I have a 1981 datsun 810 diesel and Im having problems with the electrical system. It takes a bit to get it started in cold weather, and it has to turn over quite a bit before it gets going. Recently it starts to turn over and then I lose power and it turns over slower and slower. I just replaced the battery and alternator and it still is having problems. I don't think its the starter either because when I first turn the key, it turns over no problem... its only after a couple of seconds that it starts to slow down.

Does anyone know what else it could be? I would rather not take it to a mechanic because the car is pretty rare, and I dont think anyone around here would know. I can do it myself as long as its not to heavy duty too. Thanks in advance!


----------



## bendantoni (Mar 9, 2009)

*Could be glowplugs*

Are you waiting for the glowplugs to warm up before starting? It could be the glow plugs, or maybe a compression problem. Try cycling the glow plugs a few times, then starting. If that doesn't work, I'd try spraying a little starting fluid into the air intake right before starting. Only do this once or sparingly, as continued use won't fix the problem and gets the motor addicted to the stuff. After the car is good and warm, will it start easily. If so then it's likely your glow plugs. 

Also make sure you have a fully charged battery, as it sounds like you're draining yours pretty regularly trying to start. When it runs is there smoke from the tailpipe, on startup? continues after startup? If it's smoking than it's likely a compression issue and probably needs a rebuild.

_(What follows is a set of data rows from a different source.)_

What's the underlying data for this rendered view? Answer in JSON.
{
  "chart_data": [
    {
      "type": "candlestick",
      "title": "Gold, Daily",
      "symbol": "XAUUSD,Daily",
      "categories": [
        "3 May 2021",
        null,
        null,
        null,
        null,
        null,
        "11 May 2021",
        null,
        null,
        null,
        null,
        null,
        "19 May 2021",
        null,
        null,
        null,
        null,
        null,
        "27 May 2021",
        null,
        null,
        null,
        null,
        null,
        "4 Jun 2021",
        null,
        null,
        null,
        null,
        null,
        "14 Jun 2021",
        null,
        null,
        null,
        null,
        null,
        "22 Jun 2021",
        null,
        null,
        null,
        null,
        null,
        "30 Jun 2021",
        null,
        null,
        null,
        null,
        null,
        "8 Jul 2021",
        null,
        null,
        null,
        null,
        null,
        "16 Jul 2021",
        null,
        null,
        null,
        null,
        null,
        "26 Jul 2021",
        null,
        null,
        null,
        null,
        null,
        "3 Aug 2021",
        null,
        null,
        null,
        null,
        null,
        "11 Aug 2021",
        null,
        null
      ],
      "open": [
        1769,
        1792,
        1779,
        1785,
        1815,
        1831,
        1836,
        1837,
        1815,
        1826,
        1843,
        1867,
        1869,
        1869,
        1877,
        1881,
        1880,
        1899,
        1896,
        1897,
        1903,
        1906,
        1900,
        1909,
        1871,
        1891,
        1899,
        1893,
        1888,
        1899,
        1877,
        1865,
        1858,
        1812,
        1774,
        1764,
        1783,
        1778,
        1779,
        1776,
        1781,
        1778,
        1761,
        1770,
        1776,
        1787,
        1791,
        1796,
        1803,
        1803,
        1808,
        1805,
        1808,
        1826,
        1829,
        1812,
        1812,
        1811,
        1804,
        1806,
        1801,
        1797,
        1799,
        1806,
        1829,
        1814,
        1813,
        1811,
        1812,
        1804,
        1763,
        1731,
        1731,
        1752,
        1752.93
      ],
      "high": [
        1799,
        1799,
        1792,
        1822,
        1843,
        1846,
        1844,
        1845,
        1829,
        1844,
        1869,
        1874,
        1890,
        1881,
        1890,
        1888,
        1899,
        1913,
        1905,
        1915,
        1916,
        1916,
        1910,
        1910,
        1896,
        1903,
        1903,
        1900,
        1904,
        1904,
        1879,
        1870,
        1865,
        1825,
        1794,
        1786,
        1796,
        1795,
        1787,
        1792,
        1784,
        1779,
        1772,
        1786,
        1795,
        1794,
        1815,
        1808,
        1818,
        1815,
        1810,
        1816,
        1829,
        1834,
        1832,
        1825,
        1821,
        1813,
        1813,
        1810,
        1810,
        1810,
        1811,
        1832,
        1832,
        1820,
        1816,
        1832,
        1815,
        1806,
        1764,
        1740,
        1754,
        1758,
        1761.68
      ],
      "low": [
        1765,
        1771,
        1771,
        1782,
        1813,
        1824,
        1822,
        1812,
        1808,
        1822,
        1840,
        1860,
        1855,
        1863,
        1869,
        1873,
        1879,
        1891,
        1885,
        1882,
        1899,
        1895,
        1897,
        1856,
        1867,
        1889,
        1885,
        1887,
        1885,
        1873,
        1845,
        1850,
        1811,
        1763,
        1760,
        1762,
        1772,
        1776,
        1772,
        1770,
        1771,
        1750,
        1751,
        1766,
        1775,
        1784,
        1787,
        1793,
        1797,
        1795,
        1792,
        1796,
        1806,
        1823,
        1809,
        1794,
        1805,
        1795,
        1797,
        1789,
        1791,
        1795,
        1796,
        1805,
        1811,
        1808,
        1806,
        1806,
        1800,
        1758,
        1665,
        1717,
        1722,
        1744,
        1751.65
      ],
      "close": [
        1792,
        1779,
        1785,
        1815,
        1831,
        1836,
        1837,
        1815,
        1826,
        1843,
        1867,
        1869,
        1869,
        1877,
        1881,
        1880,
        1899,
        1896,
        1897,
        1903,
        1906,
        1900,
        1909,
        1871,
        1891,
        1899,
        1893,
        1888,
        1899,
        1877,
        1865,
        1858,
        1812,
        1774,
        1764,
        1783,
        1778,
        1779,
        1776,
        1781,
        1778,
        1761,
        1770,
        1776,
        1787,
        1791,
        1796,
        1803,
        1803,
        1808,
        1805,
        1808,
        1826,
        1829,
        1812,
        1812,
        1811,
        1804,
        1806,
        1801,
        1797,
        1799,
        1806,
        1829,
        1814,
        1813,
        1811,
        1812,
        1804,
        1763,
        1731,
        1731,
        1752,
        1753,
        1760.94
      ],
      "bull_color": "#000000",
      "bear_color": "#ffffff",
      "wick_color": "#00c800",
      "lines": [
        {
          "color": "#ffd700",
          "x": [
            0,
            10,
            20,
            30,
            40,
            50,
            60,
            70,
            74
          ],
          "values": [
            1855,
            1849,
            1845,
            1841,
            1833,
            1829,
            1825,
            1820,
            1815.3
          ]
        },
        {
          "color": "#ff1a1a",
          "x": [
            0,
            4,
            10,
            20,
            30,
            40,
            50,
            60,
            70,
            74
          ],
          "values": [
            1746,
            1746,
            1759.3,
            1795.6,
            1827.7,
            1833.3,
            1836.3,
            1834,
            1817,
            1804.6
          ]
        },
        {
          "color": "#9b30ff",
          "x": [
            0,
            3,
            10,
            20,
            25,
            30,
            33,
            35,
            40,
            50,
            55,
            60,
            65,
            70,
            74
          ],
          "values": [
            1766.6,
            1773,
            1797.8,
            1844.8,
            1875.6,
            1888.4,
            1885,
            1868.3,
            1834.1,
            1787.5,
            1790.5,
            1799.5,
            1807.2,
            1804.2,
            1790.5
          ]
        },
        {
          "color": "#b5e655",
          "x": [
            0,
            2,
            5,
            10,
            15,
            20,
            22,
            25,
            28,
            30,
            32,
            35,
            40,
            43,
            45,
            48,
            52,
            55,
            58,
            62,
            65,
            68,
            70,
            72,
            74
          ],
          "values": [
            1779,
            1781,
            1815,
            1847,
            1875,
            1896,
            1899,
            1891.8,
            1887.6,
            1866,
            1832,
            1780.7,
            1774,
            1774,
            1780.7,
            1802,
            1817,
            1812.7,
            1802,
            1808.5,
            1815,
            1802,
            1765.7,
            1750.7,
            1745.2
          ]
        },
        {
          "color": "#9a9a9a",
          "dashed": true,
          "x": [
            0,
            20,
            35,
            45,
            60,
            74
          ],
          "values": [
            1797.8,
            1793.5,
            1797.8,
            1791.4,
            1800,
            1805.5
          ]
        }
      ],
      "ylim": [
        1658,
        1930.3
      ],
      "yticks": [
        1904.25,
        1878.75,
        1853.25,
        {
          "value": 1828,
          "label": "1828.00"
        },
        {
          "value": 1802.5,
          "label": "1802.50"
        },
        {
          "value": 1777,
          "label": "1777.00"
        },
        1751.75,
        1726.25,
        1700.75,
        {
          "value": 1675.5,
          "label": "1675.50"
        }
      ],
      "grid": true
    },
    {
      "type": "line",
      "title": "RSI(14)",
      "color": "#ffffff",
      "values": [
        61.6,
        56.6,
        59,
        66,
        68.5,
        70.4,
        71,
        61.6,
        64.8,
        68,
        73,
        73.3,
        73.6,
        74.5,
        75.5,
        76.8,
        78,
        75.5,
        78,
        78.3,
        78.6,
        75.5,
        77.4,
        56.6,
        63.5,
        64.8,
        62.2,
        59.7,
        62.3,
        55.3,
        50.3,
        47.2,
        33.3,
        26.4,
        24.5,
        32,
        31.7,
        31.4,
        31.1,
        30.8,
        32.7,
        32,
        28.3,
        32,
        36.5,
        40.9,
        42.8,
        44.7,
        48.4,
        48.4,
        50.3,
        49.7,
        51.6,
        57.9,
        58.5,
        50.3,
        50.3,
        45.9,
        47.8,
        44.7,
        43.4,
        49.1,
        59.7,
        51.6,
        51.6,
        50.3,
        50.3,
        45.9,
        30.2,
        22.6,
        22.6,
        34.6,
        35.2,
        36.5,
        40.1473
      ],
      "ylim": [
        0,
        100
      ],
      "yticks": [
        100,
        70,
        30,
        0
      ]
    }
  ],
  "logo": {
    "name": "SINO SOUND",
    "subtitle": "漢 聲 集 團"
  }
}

I'm not a mechanic at all, and this could be wrong, but this is what I've gathered from diesel mechanics. I have an 810 diesel and I LOVE it! It's worth and engined rebuild even if it needs it. Where are you located?


----------



## smj999smj (Jan 1, 2006)

I agree...diesel engines fire due to spontaneous combustion...as air compresses, it gets hot, fuel is added and the heat ignites the fuel.. Glow plugs help warm up the air to make starting easier. Glow plugs could be the problem...or any part of the glow plug system. Low compression could also cause this, as well.

Making sure you have the correct battery and that it's fully charged is important, too. IIRC, your 810 took a group 27 battery like most of the diesel equipped Nissans. Getting the engine up to proper cranking speed is important as it will make the compressed air hotter. Fuel quality and pressure are also issues to consider. A service manual would come in handy.

Don't overlook the obvious: Make sure all your fuses are good!


----------